Question

Molly was on a long 136 mile road trip. The first part of the trip there was lots of traffic, she only averaged 16 mph. The second part of the trip there was no traffic so she could drive 44 mph. If the trip took her 5 hours, how long did she travel at each speed?
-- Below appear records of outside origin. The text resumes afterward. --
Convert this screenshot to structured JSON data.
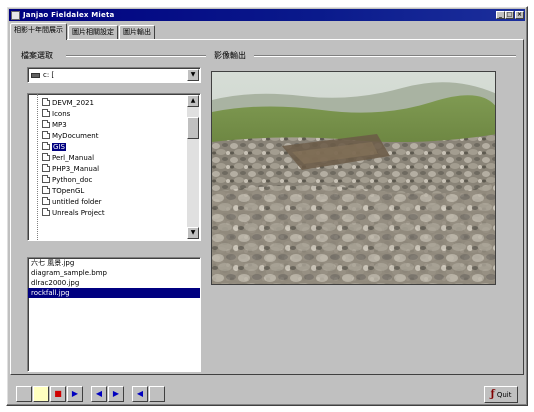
{
  "window": {
    "title": "Janjao Fieldalex Mieta",
    "buttons": {
      "minimize": "_",
      "maximize": "□",
      "close": "×"
    }
  },
  "tabs": [
    "相影十年間展示",
    "圖片相關設定",
    "圖片輸出"
  ],
  "left_panel": {
    "label": "檔案選取",
    "drive": {
      "value": "c: [",
      "arrow": "▼"
    },
    "directories": [
      {
        "name": "DEVM_2021",
        "selected": false
      },
      {
        "name": "Icons",
        "selected": false
      },
      {
        "name": "MP3",
        "selected": false
      },
      {
        "name": "MyDocument",
        "selected": false
      },
      {
        "name": "GIS",
        "selected": true
      },
      {
        "name": "Perl_Manual",
        "selected": false
      },
      {
        "name": "PHP3_Manual",
        "selected": false
      },
      {
        "name": "Python_doc",
        "selected": false
      },
      {
        "name": "TOpenGL",
        "selected": false
      },
      {
        "name": "untitled folder",
        "selected": false
      },
      {
        "name": "Unreals Project",
        "selected": false
      }
    ],
    "scroll": {
      "up": "▲",
      "down": "▼"
    },
    "files": [
      {
        "name": "六七 風景.jpg",
        "selected": false
      },
      {
        "name": "diagram_sample.bmp",
        "selected": false
      },
      {
        "name": "dlrac2000.jpg",
        "selected": false
      },
      {
        "name": "rockfall.jpg",
        "selected": true
      }
    ]
  },
  "right_panel": {
    "label": "影像輸出"
  },
  "playback": {
    "buttons": [
      {
        "icon": "blank-icon",
        "glyph": "",
        "color": "#c0c0c0"
      },
      {
        "icon": "note-icon",
        "glyph": "",
        "color": "#ffffc0"
      },
      {
        "icon": "stop-icon",
        "glyph": "■",
        "color": "#d00000"
      },
      {
        "icon": "play-icon",
        "glyph": "▶",
        "color": "#0000c0"
      },
      {
        "icon": "prev-icon",
        "glyph": "◀",
        "color": "#0000c0"
      },
      {
        "icon": "next-icon",
        "glyph": "▶",
        "color": "#0000c0"
      },
      {
        "icon": "rewind-icon",
        "glyph": "◀",
        "color": "#0000c0"
      },
      {
        "icon": "blank-icon",
        "glyph": "",
        "color": "#c0c0c0"
      }
    ]
  },
  "close_button": {
    "glyph": "ƒ",
    "label": "Quit"
  }
}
In traffic she drove for _____ hours After the traffic cleared she drove for ____ hours.

Answer 1

In traffic, she drove for 3 hours

and After the traffic cleared she drove for 2 hours.

Step-by-step explanation:

Given that the road trip was 136 miles;

`d=136`

The first part of the trip there was lots of traffic, she only averaged 16 mph;

`v_1=16`

The second part of the trip there was no traffic so she could drive 44 mph;

`v_2=44`

She traveled for a total of 5 hours;

`t=5`

let x represent the time in traffic when she traveled at 16 mph

`t_1=x`

the time the traffic is clear would be;

`t_2=t-t_1=5-x`

Recall that distance equals speed multiply by time;

`d=v_1t_1_{}_{}^{}+v_2t_2`

substituting the values;

`136=16x+44(5-x)`

solving for x;

`\begin{gathered} 136=16x+220-44x \\ 44x-16x=220-136 \\ 28x=84 \\ x=(84)/(28) \\ x=3 \end{gathered}`

So;

`\begin{gathered} t_1=3\text{ hours} \\ t_2=5-x=5-3=2 \\ t_2=2\text{ hours} \end{gathered}`

Therefore, In traffic, she drove for 3 hours

and After the traffic cleared she drove for 2 hours.